A quick visit to the office to deliver gifts. Jewelery for the women and pens for the men, all from New York which might as well be on another planet after the re-introduction I just had to the way so many people exist. Toys or NY-logo clothes for various children. My case was 3/4 full before I even started to put anything of my own into it! But somehow it all arrived safely and I now have a 3/4 empty suitcase at my disposal, albeit saturated in dust!
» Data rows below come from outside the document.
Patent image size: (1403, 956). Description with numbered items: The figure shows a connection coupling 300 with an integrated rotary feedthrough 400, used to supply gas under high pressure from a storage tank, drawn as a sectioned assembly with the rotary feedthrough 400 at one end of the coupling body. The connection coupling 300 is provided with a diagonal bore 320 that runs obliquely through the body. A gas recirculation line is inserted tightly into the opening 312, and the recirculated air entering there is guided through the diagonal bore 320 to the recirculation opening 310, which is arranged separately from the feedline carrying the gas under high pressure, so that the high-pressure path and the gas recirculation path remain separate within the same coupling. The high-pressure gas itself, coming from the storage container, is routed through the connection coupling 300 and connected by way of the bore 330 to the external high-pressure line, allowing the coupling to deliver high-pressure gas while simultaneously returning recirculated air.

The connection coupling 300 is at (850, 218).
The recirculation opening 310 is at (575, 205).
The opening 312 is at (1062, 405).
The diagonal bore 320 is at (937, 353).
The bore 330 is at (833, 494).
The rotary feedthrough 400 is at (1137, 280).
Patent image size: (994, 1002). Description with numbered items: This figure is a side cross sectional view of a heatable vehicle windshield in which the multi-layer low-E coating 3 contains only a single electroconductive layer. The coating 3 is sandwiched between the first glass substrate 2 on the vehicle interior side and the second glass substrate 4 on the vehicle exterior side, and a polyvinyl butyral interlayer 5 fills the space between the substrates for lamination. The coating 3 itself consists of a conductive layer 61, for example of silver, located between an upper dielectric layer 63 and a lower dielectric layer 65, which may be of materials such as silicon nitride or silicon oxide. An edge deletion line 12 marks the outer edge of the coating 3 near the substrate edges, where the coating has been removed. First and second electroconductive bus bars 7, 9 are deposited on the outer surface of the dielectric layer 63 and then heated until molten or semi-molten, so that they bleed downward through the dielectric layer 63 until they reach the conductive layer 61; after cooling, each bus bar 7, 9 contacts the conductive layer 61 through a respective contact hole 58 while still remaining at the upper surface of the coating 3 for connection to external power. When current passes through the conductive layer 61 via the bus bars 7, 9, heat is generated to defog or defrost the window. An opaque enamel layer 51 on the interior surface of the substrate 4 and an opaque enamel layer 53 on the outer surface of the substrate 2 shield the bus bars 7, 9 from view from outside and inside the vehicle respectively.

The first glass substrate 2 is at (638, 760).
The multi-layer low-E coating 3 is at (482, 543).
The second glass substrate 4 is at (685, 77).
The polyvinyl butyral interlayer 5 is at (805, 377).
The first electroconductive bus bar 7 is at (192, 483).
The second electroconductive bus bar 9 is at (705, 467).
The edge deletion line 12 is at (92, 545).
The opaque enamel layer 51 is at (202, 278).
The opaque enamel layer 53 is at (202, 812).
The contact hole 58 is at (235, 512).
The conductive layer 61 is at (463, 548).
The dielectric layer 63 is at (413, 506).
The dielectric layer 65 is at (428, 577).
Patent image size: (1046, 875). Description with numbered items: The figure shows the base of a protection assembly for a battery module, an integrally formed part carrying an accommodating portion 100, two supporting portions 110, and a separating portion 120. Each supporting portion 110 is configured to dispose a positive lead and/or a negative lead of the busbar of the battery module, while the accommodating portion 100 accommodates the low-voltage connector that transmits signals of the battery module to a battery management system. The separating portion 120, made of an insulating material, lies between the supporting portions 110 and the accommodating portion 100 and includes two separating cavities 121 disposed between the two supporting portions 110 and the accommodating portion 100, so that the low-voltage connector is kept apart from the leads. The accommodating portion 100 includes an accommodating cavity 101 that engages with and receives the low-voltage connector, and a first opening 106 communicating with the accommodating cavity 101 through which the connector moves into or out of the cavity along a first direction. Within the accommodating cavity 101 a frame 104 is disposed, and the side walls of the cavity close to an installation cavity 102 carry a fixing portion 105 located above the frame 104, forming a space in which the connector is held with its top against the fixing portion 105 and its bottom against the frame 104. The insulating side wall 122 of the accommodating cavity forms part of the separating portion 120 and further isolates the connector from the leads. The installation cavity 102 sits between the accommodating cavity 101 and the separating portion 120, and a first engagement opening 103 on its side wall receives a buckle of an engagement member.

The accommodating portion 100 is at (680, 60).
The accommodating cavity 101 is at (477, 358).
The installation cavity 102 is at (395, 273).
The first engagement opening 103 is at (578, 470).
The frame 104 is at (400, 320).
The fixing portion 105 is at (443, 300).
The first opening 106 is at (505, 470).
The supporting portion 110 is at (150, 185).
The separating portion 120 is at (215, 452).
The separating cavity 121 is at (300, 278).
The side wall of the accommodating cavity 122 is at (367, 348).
Win dropped me off and I ordered a chicken salad for lunch which was followed by the appearance of a coconut milkshake from the waitress asking me “please can you try this and let us know if it is good?”. Of course!
With fundraising money and medicines to distribute yet, an English lesson schedule and lesson plans to prepare, charity status application to make via Global Development Group in Australia, staff meeting to chair on the weekend, a website page to edit, toilet construction to fund, patient homes to visit and of course, part-time food tasting, my “holiday” has a purpose attached to it now, for the ensuing few months. I wouldn’t have it any other way!